Ahora toda la Humanidad escrita es Zombilandia; es decir, un conjunto de seres sin voluntad, sin pensamiento, sin objetivos y sin alma; una horda de seres abocados tan sólo a deambular y a atacar a todo lo ajeno a su insustancialidad putrefacta. Es fácil para un autor novel de Albacete, por ejemplo, escribir una novela sobre un Don Quijote zombi (con Sancho Panza lo tiene más difícil, dada su abundante carnalidad), cuando de seguro para él está negada la contemplación del hombre reconocible y cotidiano en sus infinitas, complejas y abrumadoras dimensiones, como lo es el caballero de la triste figura. Y lo más grave resulta que tal tentativa desde el arroyo por momentos infecciona el líquido que hemos de beber todos. Y los editores, en sus elucubraciones, se creen que esas extravagancias se convertirán en agua embotellada, si no en agua bendita.

Ahí tenemos a la Pintura. ¿No es toda la basura que se expone en ARCO una miríada de objetos zombis que devoran el arte? Con el dadá, y siguiendo desde entonces y desde antes con innumerables escorias icónicas, el arte de San Lucas se ha convertido en una manifestación casi muerta. Ya no posee estética refinada, carece de belleza, reseca la reflexión, su cuerpo es un inanimado sudario. Porque deja de ser arte aquello cuya realización está al alcance de cualquier vivales. Muy pocos hoy podrían pintar los cuadros de Velázquez o Rembrandt. Pero millones de individuos estrambóticos se atreven a plasmar un cuadro de churretes simpáticos con sus excrementos recién rebañados con la mano sobre un lienzo.

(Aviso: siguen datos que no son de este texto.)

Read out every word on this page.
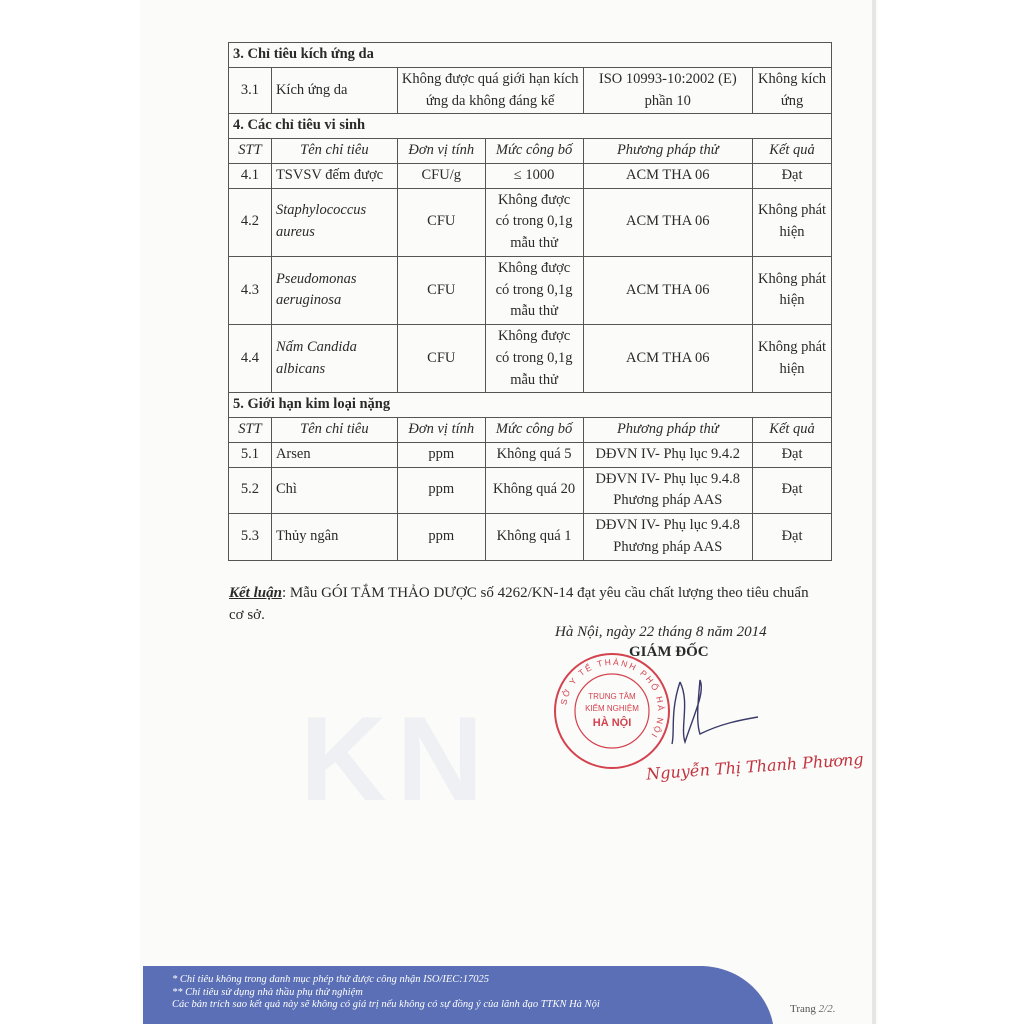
KN
3. Chỉ tiêu kích ứng da					
3.1	Kích ứng da	Không được quá giới hạn kích ứng da không đáng kể		ISO 10993-10:2002 (E) phần 10	Không kích ứng
4. Các chỉ tiêu vi sinh					
STT	Tên chỉ tiêu	Đơn vị tính	Mức công bố	Phương pháp thử	Kết quả
4.1	TSVSV đếm được	CFU/g	≤ 1000	ACM THA 06	Đạt
4.2	Staphylococcus aureus	CFU	Không được có trong 0,1g mẫu thử	ACM THA 06	Không phát hiện
4.3	Pseudomonas aeruginosa	CFU	Không được có trong 0,1g mẫu thử	ACM THA 06	Không phát hiện
4.4	Nấm Candida albicans	CFU	Không được có trong 0,1g mẫu thử	ACM THA 06	Không phát hiện
5. Giới hạn kim loại nặng					
STT	Tên chỉ tiêu	Đơn vị tính	Mức công bố	Phương pháp thử	Kết quả
5.1	Arsen	ppm	Không quá 5	DĐVN IV- Phụ lục 9.4.2	Đạt
5.2	Chì	ppm	Không quá 20	DĐVN IV- Phụ lục 9.4.8 Phương pháp AAS	Đạt
5.3	Thủy ngân	ppm	Không quá 1	DĐVN IV- Phụ lục 9.4.8 Phương pháp AAS	Đạt
Kết luận: Mẫu GÓI TẮM THẢO DƯỢC số 4262/KN-14 đạt yêu cầu chất lượng theo tiêu chuẩn cơ sở.
Hà Nội, ngày 22 tháng 8 năm 2014
GIÁM ĐỐC
SỞ Y TẾ THÀNH PHỐ HÀ NỘI
TRUNG TÂM
KIỂM NGHIỆM
HÀ NỘI
Nguyễn Thị Thanh Phương
* Chỉ tiêu không trong danh mục phép thử được công nhận ISO/IEC:17025
** Chỉ tiêu sử dụng nhà thầu phụ thử nghiệm
Các bản trích sao kết quả này sẽ không có giá trị nếu không có sự đồng ý của lãnh đạo TTKN Hà Nội	Trang 2/2.
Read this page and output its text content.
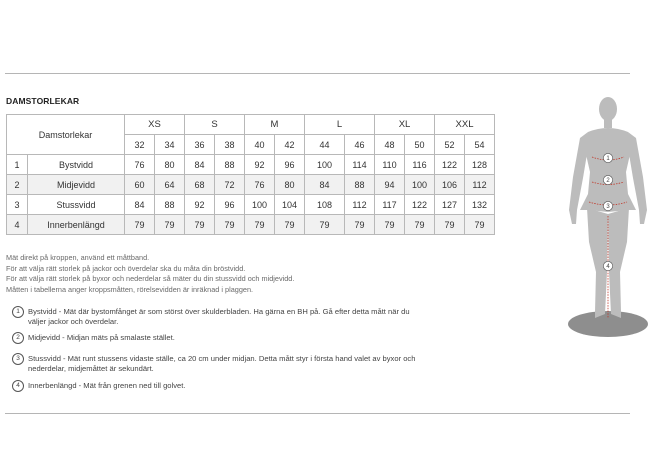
DAMSTORLEKAR
Damstorlekar		XS		S		M		L		XL		XXL	
		32	34	36	38	40	42	44	46	48	50	52	54
1	Bystvidd	76	80	84	88	92	96	100	114	110	116	122	128
2	Midjevidd	60	64	68	72	76	80	84	88	94	100	106	112
3	Stussvidd	84	88	92	96	100	104	108	112	117	122	127	132
4	Innerbenlängd	79	79	79	79	79	79	79	79	79	79	79	79
Mät direkt på kroppen, använd ett måttband.
För att välja rätt storlek på jackor och överdelar ska du måta din bröstvidd.
För att välja rätt storlek på byxor och nederdelar så mäter du din stussvidd och midjevidd.
Måtten i tabellerna anger kroppsmåtten, rörelsevidden är inräknad i plaggen.
1	Bystvidd - Mät där bystomfånget är som störst över skulderbladen. Ha gärna en BH på. Gå efter detta mått när du
väljer jackor och överdelar.
2	Midjevidd - Midjan mäts på smalaste stället.
3	Stussvidd - Mät runt stussens vidaste ställe, ca 20 cm under midjan. Detta mått styr i första hand valet av byxor och
nederdelar, midjemåttet är sekundärt.
4	Innerbenlängd - Mät från grenen ned till golvet.
1
2
3
4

Vindiquemos pues el mainstrean pese a que vayamos contra la moda y que por momentos parezcamos derrotados. Nuestra poesía no le debe nada a Gunter Brauchitsch, un alucinado de Múnich que en el siglo XVI escribía alejandrinos insertándose la pluma de escribir en un agujero de su nariz, pero sí mucho a sor Juana Inés de la Cruz aunque sus poemas sean difíciles, alambicados y exquisitos. Peleemos para que gestores culturales, mecenas y capitostes comprendan que ser famoso no quiere decir ser hermoso, y que ser outsider no es lo mismo que ser original, y que dar beneficios no es vitola de valor, y que los vampiros chupan la sangre espiritual de sus lectores, y que los templarios por siempre serán unos plagiarios, y que Jerusalén sólo guarda el misterio milenario de un turista con sed.